On Monday, 23 April 2018 at 17:46:10 UTC, Arafel wrote:
You could also argue that function overloads are just
semantically equivalent to a single function with variadic
arguments.
It is not. As there are exact known, distinct, finite numbers and
types of arguments of functions, which can be used. For example,
zero and one.
So:
void foo(){}
void foo(int){}
How this is achievable with variadic functions?

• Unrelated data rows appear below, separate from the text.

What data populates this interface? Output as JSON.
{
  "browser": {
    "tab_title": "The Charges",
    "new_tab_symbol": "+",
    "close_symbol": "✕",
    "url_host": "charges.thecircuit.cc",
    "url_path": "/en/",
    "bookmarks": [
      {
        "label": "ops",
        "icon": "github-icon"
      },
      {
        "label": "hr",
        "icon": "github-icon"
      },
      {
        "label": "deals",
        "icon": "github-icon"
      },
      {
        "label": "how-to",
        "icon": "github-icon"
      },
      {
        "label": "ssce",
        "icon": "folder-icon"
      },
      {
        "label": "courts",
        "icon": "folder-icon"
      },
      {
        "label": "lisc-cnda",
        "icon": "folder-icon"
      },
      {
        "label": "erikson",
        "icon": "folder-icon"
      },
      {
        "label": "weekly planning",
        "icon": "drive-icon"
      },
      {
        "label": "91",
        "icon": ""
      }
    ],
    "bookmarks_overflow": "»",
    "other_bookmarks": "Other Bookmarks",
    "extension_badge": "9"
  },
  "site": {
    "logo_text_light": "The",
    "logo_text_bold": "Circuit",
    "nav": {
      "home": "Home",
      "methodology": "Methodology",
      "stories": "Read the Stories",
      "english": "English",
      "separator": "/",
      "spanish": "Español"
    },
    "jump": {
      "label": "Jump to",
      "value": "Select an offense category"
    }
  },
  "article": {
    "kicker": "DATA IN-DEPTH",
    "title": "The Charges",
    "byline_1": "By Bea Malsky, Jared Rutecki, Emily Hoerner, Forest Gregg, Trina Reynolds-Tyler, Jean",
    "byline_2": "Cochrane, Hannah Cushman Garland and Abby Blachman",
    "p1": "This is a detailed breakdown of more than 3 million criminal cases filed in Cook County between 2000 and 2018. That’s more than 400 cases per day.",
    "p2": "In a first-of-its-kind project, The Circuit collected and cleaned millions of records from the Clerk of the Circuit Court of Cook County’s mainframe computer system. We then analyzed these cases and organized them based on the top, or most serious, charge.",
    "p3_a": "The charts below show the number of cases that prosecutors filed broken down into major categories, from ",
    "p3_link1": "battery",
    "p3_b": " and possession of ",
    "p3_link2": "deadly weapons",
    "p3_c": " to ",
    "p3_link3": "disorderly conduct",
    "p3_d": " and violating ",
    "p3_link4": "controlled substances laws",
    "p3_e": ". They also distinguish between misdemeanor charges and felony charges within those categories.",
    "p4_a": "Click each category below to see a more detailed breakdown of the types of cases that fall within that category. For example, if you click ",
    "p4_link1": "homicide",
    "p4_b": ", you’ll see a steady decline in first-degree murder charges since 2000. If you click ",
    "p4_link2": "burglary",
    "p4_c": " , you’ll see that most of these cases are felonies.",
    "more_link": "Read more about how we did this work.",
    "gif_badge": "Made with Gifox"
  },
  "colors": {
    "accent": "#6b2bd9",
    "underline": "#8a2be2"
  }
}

Whether the compiler actually lowers it like that or not should
be just an implementation detail, and thus simply not relevant.
Right.
And from a syntactical point of view, it wouldn't make any
sense if the following "overloads" were treated differently:
```
class A {
@("int", "odd")
template Foo1(int N) if (N & 1) {
enum Foo1 = "A";
}
@("int", "even")
template Foo1(int N) if (!(N & 1)) {
enum Foo1 = "B";
}
@("string", "+")
template Foo1(string op) if (op == "+") {
enum Foo1 = "C";
}
@("multi", "string")
template Foo1(T...) if (allSatisfy!(isSomeString, typeof(T))
&& T.length > 1) {
enum Foo1 = "D";
}
@("multi", "double")
template Foo1(T...) if (allSatisfy!(isFloatingPoint,
typeof(T)) && T.length > 1) {
enum Foo1 = "E";
}
}
```
So, in my opinion, a callable object is overloaded, when there
exist more then one interface how to call it.
Before a template is instantiated, no callable objects exist.
Now, you can go on say well, a template defines a family of
objects, which build up an overload set. This is not doable, see
the discussion before.
But of course, you can go the other way and say well, if there
exist a declaration then, based on the declaration inspection,
let us define an overload set, based on the same symbol names.
This is a different way of defining an overload, which is not
obvious, especially if you see the pragma output from a former
post. Therein the pragmas, which act also before runtime do not
differ between declarations, but only between instantiations.